Hence Marx’s thesis that the real world determines consciousness does not mean that contemporary ideas are determined solely by contemporary society. Our ideas and concepts are the crystallization, the comprehensive essence of the whole of our experience, present and past. What was already fixed in the past in abstract mental forms must be included with such adaptations of the present as are necessary. New ideas thus appear to arise from two sources: present reality and the system of ideas transmitted from the past. Out of this distinction arises one of the most common objections against Marxism. The objection, namely, that not only the real material world, but in no less degree, the ideological elements – ideas, beliefs and ideals – determine man’s mind and thus his deeds, and therefore the future of the world. This would be a correct criticism if ideas originated by themselves, without cause, or from the innate nature of man, or from some supernatural spiritual source. Marxism, however, says that these ideas also must have their origin in the real world under social conditions.
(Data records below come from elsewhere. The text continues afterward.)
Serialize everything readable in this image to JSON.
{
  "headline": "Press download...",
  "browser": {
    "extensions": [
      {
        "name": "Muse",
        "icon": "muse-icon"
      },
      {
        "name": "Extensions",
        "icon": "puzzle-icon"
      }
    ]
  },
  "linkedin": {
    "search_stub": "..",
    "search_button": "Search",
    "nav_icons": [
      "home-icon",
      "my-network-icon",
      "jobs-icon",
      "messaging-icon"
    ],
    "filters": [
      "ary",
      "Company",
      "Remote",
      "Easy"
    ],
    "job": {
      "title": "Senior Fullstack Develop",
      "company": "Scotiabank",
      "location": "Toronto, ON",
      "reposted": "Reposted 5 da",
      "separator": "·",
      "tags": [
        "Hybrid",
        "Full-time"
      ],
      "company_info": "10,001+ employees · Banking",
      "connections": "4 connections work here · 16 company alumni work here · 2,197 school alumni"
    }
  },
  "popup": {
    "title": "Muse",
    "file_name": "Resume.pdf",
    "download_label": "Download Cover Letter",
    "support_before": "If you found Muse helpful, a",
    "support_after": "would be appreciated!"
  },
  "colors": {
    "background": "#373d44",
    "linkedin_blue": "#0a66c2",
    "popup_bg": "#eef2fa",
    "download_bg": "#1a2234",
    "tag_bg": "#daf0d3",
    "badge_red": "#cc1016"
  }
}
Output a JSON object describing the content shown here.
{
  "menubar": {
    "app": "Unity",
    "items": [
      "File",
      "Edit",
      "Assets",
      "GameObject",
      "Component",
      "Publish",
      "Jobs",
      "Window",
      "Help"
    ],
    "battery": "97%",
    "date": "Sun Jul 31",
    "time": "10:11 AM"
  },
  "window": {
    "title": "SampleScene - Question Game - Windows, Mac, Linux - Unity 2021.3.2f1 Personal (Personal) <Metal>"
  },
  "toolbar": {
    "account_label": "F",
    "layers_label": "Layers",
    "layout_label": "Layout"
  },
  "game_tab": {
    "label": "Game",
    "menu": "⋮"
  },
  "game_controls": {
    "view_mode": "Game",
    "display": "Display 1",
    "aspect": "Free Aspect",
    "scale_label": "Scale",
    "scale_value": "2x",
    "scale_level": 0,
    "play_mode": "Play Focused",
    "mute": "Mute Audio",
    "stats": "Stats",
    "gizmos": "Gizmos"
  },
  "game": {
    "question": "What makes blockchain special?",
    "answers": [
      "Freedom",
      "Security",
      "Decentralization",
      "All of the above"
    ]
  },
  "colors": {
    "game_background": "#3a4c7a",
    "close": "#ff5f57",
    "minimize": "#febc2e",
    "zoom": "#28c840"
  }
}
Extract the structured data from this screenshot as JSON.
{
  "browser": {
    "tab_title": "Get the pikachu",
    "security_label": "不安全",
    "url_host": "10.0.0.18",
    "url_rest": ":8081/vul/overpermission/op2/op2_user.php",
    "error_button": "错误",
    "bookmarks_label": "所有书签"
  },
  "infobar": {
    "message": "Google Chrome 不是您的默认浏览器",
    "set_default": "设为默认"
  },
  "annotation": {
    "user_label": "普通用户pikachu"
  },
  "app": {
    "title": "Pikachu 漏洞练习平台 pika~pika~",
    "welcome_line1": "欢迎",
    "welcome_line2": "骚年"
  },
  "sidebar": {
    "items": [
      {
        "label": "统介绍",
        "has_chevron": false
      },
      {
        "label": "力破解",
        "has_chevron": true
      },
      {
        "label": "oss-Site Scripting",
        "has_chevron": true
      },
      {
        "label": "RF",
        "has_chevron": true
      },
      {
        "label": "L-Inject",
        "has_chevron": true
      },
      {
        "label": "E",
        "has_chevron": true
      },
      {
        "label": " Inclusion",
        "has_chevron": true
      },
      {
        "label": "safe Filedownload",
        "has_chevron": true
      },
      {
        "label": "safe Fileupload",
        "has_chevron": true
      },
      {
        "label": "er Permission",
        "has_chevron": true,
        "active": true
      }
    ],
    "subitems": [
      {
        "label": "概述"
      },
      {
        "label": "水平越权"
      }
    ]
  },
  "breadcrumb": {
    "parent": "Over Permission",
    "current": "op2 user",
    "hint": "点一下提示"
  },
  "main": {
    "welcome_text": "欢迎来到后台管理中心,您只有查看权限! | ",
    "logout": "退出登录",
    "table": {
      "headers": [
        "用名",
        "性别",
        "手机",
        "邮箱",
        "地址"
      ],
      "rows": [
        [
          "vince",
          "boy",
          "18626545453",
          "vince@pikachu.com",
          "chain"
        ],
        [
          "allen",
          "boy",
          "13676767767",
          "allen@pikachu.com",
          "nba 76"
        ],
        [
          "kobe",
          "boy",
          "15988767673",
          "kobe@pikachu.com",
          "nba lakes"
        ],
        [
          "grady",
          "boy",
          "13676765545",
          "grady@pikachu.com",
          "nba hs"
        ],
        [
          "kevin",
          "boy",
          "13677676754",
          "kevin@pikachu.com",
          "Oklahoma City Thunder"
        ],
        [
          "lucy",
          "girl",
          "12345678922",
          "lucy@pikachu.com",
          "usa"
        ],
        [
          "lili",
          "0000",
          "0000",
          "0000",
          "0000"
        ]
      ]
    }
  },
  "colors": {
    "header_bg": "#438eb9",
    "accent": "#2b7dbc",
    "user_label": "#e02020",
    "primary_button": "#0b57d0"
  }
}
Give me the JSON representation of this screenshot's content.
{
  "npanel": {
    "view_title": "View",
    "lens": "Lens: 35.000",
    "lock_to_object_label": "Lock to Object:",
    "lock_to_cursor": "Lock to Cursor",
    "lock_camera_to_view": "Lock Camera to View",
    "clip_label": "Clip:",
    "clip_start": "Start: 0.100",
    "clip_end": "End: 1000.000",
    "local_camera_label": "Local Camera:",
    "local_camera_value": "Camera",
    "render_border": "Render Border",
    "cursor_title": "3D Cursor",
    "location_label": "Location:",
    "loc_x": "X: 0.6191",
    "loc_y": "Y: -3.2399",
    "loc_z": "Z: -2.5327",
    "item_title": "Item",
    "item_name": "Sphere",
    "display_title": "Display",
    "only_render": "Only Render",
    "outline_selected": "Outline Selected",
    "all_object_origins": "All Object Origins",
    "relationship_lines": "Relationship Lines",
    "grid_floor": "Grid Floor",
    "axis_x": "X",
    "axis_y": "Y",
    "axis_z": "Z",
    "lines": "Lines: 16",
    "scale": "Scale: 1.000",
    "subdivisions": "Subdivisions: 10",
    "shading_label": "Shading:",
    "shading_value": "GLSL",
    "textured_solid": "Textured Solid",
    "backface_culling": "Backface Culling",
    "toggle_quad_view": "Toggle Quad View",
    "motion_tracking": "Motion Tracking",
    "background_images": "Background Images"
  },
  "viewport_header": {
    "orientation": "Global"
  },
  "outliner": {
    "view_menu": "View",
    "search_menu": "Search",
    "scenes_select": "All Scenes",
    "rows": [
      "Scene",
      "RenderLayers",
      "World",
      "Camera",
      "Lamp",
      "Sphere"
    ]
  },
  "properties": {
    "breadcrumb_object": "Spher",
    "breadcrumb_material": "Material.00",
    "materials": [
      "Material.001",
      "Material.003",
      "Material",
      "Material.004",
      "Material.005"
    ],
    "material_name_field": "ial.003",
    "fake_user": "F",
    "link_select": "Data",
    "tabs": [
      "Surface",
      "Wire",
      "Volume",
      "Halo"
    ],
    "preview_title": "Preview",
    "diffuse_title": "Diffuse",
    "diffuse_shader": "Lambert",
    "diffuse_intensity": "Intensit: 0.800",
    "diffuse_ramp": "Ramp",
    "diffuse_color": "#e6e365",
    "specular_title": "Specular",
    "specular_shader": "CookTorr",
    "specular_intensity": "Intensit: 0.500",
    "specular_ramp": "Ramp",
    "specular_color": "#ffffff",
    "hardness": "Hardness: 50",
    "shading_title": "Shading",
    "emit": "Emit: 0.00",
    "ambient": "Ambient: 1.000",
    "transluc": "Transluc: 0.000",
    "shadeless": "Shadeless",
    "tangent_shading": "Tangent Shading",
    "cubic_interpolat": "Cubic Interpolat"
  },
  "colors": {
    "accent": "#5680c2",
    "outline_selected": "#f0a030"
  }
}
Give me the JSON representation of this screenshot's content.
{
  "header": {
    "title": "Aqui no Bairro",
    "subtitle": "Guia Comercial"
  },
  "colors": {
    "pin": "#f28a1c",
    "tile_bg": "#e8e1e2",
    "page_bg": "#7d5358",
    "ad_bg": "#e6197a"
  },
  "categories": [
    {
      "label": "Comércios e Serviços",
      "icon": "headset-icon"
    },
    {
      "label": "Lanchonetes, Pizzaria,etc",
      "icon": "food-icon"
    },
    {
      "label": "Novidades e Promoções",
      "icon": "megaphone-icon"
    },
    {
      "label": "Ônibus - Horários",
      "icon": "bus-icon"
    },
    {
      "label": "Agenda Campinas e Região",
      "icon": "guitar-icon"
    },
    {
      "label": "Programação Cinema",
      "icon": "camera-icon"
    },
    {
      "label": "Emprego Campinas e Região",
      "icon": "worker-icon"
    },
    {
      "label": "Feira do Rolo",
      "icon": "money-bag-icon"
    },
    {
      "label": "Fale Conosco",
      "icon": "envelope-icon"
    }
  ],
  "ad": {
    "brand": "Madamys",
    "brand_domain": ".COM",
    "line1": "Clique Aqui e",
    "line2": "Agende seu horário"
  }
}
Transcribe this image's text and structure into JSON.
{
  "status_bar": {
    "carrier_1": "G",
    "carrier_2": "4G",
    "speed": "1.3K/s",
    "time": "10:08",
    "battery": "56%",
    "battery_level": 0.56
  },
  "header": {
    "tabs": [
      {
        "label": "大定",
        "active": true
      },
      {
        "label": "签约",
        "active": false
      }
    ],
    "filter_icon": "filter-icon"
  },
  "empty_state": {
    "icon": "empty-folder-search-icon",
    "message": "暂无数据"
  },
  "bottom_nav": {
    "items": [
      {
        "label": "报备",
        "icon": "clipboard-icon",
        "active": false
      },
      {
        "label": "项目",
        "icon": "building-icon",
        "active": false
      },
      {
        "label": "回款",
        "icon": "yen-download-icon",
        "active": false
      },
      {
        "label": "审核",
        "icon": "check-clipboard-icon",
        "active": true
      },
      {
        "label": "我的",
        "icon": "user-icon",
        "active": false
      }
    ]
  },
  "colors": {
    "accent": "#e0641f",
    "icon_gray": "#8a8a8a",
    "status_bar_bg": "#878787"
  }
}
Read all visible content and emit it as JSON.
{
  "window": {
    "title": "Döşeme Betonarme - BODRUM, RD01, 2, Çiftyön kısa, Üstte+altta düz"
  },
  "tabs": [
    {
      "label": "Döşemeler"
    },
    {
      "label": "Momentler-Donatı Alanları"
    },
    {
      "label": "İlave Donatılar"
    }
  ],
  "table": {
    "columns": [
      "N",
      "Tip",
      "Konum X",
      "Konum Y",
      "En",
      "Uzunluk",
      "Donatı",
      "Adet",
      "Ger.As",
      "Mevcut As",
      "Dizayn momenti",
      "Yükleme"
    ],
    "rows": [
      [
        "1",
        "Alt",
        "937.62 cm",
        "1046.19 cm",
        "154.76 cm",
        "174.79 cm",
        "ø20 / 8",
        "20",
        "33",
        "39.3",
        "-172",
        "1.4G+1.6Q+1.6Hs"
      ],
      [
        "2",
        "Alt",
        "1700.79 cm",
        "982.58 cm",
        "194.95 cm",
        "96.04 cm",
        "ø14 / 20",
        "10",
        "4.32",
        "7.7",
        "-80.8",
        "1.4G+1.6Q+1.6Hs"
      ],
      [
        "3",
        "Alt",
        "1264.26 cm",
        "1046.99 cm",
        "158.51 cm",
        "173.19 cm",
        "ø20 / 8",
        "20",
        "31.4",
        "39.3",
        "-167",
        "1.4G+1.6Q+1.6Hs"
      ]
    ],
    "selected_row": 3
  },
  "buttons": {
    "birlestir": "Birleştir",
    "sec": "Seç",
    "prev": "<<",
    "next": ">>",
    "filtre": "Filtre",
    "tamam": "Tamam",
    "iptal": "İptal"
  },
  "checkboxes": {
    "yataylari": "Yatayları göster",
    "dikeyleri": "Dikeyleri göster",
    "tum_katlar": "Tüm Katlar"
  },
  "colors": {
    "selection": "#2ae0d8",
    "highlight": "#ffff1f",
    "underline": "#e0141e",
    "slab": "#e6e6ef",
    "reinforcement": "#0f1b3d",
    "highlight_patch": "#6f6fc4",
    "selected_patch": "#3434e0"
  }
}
As forces in modern social development, these traditional ideas hamper the spread of new ideas that express new necessities. In taking these traditions into account we need not leave the realm of Marxism. For every tradition is a piece of reality, just as every idea is itself a part of the real world, living in the mind of men; it is often a very powerful reality as a determinant of men’s actions. It is a reality of an ideological nature that has lost its material roots because the former conditions of life which produced them have since disappeared. That these traditions could persist after their material roots have disappeared is not simply a consequence of the nature of the human mind, which is capable of preserving in memory or subconsciously the impressions of the past. Much more important is what may be termed the social memory, the perpetuation of collective ideas, systematized in the form of prevailing beliefs and ideologies, and transferred to future generations in oral communications, in books, in literature, in art and in education. The surrounding world which determines the mind consists not only of the contemporary economic world, but also of all the ideological influences derived from continuous intercourse with our fellow men. Hence comes the power of tradition, which in a rapidly developing society causes the development of the ideas to lag behind the development of society. In the end tradition must yield to the power of the incessant battering of new realities. Its effect upon social development is that instead of permitting a regular gradual adjustment of ideas and institutions in line with the changing necessities, these necessities when too strongly in contradiction with the old institutions, lead to explosions, to revolutionary transformations, by which lagging minds are drawn along and are themselves revolutionized.